Though I guess it would be weird if all four leads got into shape like Turtle did.

On the big screen, this film feels incredibly fake. 

The finale set at the Golden Globe awards is even tinged with sadness. Filmed last-minute on this year's Globes red carpet, only Piven looks like he really belongs. 

And when the footage of them smiling and waving is mixed with that of the real stars, the fakery stands out by a mile.

In a film awash with A-listers and genuine talent, the sad truth is that 11 years since the show started, the leads, aside from Piven, are still comparative nobodies pretending to be famous.

Rating: 0.5/5 (The half mark is for Piven)

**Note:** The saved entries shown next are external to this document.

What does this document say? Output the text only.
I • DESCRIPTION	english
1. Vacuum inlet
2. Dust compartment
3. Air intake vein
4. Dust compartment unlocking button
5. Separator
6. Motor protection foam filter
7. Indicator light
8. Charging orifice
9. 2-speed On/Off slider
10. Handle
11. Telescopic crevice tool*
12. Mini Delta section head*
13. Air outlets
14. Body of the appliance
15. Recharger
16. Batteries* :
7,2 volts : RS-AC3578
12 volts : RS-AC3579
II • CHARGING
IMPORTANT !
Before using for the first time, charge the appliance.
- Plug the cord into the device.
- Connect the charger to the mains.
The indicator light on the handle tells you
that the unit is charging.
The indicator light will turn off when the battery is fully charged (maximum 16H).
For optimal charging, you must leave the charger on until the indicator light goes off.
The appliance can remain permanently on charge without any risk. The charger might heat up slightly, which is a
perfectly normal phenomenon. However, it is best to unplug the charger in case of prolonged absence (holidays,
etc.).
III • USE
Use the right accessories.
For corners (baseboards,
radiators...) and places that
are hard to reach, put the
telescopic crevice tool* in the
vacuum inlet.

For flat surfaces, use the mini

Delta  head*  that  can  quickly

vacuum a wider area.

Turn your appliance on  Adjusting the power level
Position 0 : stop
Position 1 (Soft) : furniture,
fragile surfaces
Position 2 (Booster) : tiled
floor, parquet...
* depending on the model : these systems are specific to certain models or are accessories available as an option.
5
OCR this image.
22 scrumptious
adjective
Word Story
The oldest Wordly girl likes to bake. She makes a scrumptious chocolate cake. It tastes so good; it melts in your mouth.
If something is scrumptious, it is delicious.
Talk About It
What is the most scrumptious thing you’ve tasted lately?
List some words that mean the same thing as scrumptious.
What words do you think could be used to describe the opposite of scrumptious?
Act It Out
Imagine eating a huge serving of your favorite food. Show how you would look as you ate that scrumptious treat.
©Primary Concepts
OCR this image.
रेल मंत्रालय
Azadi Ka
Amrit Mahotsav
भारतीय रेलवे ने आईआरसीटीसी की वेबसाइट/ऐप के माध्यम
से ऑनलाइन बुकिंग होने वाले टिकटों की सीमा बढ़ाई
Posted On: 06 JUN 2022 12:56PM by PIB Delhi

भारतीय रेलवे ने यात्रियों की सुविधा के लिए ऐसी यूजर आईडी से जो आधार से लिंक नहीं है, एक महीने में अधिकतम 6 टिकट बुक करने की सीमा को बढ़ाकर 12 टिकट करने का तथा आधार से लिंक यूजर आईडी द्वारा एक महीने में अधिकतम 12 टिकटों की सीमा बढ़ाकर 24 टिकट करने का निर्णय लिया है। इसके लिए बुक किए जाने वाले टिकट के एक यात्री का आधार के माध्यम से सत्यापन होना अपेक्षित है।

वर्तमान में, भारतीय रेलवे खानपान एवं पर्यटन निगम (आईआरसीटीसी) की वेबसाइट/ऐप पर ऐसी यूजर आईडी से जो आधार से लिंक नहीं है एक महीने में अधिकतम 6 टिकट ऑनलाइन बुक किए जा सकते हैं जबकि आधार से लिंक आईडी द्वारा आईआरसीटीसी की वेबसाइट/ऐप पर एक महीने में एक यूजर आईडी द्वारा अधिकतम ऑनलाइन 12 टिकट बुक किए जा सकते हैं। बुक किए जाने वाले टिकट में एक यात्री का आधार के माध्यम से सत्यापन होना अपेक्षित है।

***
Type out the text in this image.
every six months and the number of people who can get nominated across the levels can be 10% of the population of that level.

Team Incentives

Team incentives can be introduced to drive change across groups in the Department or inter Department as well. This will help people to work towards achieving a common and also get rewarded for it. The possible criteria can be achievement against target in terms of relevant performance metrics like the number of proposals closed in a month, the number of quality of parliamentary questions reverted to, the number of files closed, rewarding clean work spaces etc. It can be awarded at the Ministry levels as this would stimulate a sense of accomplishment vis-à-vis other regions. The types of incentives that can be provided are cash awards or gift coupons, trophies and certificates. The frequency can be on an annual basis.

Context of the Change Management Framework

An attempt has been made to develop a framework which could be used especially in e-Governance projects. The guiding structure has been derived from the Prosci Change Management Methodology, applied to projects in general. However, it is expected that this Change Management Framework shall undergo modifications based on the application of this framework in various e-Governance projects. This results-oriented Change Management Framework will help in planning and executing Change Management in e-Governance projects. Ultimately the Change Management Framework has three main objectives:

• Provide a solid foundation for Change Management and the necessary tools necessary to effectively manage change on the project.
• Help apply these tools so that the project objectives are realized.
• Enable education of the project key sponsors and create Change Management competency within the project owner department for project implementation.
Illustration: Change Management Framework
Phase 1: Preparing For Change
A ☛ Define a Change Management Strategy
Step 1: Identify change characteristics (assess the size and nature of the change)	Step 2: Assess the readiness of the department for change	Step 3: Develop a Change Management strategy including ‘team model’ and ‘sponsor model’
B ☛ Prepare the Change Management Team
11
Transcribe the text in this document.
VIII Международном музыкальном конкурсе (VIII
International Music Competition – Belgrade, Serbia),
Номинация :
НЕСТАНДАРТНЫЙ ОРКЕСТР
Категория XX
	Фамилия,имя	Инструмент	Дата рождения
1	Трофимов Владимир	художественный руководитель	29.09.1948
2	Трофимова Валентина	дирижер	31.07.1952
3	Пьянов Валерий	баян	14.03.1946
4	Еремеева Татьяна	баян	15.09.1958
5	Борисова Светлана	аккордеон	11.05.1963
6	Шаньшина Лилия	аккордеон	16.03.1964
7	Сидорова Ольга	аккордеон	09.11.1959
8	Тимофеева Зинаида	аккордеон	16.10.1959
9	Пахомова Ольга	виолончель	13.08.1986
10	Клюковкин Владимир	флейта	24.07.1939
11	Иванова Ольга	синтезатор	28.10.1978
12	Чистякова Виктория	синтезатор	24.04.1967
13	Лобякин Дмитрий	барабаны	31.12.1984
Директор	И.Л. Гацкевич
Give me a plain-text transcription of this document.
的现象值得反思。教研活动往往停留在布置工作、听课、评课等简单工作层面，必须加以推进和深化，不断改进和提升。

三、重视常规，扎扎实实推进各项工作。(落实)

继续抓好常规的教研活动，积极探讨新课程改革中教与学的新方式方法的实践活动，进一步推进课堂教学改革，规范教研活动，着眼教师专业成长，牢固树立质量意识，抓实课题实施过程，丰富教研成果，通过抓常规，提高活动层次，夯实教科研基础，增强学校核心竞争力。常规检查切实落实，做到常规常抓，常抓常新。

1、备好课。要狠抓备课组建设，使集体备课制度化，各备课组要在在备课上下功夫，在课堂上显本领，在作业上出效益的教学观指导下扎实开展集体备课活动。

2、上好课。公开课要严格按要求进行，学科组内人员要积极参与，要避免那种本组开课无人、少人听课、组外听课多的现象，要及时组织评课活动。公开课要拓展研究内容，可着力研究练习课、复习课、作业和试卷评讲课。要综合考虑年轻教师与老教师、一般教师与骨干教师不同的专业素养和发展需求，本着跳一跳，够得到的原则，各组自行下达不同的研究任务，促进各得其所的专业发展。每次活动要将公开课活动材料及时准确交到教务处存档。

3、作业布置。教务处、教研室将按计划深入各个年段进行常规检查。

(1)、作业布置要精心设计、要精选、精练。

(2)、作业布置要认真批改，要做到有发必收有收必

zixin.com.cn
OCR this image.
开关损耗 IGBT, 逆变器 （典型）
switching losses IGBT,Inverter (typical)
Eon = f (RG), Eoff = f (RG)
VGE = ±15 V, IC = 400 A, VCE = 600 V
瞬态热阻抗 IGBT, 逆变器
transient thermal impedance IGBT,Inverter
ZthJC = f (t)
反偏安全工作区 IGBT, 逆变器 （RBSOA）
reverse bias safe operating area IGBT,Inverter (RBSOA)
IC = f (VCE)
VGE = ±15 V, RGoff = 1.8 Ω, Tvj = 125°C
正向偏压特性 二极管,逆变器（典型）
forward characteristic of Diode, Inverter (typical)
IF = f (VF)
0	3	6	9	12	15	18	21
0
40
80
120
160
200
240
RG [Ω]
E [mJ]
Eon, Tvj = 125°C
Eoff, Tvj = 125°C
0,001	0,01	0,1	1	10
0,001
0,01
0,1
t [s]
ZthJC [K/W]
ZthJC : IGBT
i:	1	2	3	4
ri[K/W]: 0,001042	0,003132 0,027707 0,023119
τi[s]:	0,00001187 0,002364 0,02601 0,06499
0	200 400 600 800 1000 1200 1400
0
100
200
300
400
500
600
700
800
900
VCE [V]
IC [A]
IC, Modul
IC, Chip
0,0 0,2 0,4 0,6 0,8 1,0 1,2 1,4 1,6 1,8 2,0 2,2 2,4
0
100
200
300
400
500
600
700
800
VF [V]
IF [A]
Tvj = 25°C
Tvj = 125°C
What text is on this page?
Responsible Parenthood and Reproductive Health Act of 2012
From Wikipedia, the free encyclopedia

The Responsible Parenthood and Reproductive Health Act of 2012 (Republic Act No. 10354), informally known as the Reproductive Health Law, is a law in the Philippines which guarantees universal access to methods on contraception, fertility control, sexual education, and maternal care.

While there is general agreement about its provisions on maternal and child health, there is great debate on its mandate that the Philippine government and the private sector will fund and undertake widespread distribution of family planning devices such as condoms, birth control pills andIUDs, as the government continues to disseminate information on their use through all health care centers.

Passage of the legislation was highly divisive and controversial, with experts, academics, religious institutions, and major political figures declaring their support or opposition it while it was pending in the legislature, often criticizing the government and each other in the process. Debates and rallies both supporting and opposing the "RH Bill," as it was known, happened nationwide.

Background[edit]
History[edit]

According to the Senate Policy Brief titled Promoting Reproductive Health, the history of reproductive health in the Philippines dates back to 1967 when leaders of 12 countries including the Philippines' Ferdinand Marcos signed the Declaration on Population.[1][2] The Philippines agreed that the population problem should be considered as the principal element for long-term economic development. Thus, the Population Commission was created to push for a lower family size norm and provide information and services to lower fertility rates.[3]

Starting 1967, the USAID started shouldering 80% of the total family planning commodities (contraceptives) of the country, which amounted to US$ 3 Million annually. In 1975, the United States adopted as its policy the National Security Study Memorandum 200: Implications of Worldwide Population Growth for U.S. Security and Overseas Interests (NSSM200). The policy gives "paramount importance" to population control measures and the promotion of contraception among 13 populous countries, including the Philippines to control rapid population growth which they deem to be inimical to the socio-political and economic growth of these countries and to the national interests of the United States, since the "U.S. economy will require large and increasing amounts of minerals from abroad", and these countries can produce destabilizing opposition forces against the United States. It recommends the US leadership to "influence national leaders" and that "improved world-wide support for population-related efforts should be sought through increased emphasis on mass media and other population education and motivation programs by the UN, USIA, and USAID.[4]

I've never watched a single episode of Entourage.

And what a blessing in disguise.

Having caught this big-screen version, I don't think I've missed anything at all.

I still don't get why Hollywood bothers to "revive" TV shows for the cinema.

Sure, the TV series might have been a hit and won many awards, but those glory days are way over.

At least the Sex And The City movies have nice clothes, shoes and bags to keep me distracted.

What do we have here?

Cliches, sexist jokes, hot chicks in bikinis, and a neverending parade of celebrity cameos.

In a time where we're getting some really smart and entertaining comedies about bromances, here is something that feels like it's from the Stone Age.

Making it worse is that the guys can't act. It's no surprise the gang have yet to achieve success outside the show that ended four years ago, with Piven being the exception.

He's the only one who has segued from Entourage to other things, and deservedly so.

Piven brings much life to his Ari Gold, never failing to steal the thunder each time he shows up.

Now I know why he was the only castmember to have won the Golden Globe and Emmy awards

I'm so glad Friends won't be taking the same TV-to-movie route.

Rating: 1/5


THE CONSENSUS: This is one Entourage we’d prefer not to hang with.